Voilà quelque temps déjà que la Banque centrale européenne, dans son rôle de gendarme des grandes banques, appelle à une consolidation du secteur. Encore faut-il lever les nombreux obstacles qui se dressent devant les candidats au mariage. Après l’allègement des contraintes de capital et de liquidité en pleine pandémie, la BCE vient de fournir une nouvelle preuve de pragmatisme en proposant de mettre à jour sa doctrine sur les fusions et acquisitions.
Le superviseur unique promet de se montrer plus clair et plus conciliant quant aux exigences en fonds propres applicables à un groupe issu d’une fusion. Même changement en vue concernant la valorisation des actifs au bilan et l’utilisation de modèles internes de risque. Les fiancés pourraient ainsi se projeter plus facilement dans une vie en commun et se présenter devant l’autel en costume et robe sur mesure – autrement dit, vendre au marché financier un niveau de capitalisation au plus juste, qui assurerait une rentabilité acceptable. L’avancée la plus spectaculaire de la BCE concerne le traitement des badwills, l’écart entre la valeur comptable et la valeur de rachat des banques, la seconde étant bien inférieure à la première. Sur l’univers des établissements cotés en zone euro, la différence approche les 400 milliards d’euros. Cette somme, demain, pourrait constituer une dot capable de couvrir les premiers frais du ménage.
La période n’est certes guère propice aux rapprochements. Les banques commencent tout juste à gérer les conséquences économiques de la pandémie. Il leur faudra encore quelques trimestres pour juger de l’ampleur des dégâts sur leurs bilans. Les freins aux fusions d’envergure restent par ailleurs entiers. Peu de dirigeants ont envie de racheter des réseaux d’agences promis à une restructuration lourde, et dont le confinement accélère la nécessaire transformation numérique. Les mariages transfrontières se heurtent de surcroît aux préventions des autorités nationales en matière de dépôts et de transferts de liquidité. C’est là l’un des symptômes de l’union bancaire inachevée, auquel l’Europe n’a pas encore apporté de remède probant.

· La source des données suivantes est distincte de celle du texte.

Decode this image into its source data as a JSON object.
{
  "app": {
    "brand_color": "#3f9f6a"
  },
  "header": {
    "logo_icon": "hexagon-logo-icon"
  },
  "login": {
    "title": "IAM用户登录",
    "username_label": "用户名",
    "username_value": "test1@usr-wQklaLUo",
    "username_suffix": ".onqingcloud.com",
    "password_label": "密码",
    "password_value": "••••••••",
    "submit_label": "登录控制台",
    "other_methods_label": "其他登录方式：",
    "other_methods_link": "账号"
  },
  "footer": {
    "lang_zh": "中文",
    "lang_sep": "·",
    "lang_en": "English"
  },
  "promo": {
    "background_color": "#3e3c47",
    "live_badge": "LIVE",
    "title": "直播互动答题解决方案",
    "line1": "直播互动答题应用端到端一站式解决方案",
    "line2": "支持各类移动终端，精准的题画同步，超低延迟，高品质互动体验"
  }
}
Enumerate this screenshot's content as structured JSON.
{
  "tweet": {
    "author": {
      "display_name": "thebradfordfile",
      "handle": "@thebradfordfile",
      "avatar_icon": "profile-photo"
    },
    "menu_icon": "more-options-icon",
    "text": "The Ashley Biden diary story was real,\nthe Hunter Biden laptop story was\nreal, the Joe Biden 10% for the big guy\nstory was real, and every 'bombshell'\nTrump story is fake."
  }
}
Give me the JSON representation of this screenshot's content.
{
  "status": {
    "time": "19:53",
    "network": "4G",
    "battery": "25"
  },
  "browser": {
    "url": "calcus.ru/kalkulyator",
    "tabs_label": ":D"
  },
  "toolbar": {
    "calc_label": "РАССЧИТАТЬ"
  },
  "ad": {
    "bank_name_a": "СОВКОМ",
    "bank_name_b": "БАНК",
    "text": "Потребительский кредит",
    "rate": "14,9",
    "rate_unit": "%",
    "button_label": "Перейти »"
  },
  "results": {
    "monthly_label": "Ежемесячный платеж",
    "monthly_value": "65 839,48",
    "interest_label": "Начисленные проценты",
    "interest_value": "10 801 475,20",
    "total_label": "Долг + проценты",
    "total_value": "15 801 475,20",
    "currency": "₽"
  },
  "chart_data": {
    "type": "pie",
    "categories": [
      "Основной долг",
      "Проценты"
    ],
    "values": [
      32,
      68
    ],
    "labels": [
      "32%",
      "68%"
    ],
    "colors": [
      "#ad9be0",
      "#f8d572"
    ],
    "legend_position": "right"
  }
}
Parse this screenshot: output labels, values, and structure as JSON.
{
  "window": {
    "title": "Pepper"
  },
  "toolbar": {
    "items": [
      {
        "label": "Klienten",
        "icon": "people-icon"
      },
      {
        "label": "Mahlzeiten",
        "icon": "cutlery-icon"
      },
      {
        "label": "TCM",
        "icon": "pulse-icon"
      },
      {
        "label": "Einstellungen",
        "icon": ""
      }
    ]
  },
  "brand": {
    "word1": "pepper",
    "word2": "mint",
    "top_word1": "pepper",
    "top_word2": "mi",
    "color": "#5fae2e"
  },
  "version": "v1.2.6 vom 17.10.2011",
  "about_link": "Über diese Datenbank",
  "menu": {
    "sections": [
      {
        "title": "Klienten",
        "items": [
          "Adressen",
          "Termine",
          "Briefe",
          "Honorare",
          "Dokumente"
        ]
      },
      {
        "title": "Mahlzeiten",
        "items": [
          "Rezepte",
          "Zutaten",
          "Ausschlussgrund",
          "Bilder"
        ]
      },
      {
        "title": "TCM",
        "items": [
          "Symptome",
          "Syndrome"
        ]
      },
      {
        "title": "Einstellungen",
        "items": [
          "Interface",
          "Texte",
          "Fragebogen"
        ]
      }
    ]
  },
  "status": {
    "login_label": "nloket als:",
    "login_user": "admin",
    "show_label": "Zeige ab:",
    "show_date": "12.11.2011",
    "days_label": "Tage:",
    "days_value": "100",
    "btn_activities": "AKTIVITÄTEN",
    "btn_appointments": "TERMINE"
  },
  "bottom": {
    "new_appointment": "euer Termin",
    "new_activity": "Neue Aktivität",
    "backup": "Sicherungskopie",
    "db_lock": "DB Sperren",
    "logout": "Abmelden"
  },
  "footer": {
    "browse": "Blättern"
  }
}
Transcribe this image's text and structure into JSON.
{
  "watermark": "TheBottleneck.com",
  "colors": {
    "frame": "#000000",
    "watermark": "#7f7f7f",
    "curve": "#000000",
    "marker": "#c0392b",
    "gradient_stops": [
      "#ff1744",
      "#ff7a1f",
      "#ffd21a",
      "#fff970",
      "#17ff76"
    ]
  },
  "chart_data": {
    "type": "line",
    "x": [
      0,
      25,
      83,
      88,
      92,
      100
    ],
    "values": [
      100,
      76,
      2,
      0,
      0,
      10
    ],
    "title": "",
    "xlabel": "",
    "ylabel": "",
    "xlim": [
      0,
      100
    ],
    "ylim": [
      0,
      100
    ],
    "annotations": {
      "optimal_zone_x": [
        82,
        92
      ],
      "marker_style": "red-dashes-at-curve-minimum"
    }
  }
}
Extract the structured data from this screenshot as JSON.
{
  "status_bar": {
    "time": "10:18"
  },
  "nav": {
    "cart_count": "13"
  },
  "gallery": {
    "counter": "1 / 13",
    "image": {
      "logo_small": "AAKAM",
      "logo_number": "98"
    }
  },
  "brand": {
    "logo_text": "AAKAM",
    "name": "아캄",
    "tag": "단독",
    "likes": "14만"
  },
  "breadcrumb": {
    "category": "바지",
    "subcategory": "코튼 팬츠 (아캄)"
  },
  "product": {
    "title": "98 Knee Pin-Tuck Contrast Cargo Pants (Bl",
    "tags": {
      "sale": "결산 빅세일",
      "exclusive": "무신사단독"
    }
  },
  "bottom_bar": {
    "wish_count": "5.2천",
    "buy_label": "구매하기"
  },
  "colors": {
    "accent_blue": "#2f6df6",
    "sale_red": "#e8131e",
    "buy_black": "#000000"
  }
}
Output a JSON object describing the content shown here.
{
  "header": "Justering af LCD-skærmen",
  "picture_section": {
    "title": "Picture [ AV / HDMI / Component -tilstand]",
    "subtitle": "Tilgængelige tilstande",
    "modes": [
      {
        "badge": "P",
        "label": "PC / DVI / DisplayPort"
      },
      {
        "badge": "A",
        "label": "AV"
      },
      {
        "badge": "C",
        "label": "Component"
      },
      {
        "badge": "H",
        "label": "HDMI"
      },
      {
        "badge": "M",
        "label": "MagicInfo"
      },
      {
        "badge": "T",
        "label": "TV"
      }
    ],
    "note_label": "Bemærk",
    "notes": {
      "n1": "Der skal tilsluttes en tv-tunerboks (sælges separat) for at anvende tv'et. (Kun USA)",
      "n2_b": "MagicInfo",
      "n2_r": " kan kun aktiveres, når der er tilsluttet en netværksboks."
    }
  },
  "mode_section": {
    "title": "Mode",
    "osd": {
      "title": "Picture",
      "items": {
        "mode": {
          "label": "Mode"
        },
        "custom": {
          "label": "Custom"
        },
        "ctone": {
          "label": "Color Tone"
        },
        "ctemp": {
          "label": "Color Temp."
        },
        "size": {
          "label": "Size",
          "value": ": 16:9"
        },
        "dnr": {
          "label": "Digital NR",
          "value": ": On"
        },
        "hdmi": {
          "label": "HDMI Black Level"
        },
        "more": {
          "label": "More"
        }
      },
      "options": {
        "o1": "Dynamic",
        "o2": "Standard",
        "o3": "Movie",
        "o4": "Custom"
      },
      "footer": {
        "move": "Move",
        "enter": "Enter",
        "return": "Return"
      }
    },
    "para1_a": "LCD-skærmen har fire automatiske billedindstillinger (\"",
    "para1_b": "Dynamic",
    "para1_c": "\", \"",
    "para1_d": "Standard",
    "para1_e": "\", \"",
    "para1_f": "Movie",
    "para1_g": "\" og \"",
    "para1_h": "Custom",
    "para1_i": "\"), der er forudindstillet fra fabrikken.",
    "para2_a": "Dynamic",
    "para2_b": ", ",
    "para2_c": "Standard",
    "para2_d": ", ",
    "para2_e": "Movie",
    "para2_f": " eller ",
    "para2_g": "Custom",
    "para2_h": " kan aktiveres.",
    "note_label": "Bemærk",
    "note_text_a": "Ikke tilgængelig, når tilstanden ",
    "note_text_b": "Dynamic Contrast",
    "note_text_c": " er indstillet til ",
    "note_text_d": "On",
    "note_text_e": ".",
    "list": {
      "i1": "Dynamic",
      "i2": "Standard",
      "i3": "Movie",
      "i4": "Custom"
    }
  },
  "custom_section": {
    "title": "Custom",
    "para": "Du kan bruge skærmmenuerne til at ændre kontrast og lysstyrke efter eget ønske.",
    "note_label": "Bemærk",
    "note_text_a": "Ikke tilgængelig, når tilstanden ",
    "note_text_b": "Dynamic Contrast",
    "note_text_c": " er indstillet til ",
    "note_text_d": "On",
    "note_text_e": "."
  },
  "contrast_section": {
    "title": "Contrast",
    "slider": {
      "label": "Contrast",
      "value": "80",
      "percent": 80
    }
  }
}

La consolidation, pourtant, conditionne le retour à un modèle économique créateur de valeur pour les banques européennes. Celles-ci doivent rapprocher leur trop faible rentabilité de leur coût du capital. Or les prochaines années seront difficiles. L’intervention massive des banques centrales, obligées de laisser le coût de la dette publique et privée à des niveaux supportables, promet au secteur financier un monde de taux zéro dont on voit mal à quel horizon il pourrait s’en extirper. Sans être nécessaires partout, ni suffisantes, les fusions seront l’une des réponses à l’absence de croissance des revenus. Il est heureux que les autorités se préoccupent enfin de changer les règles du jeu, et accordent leurs actes à leurs discours.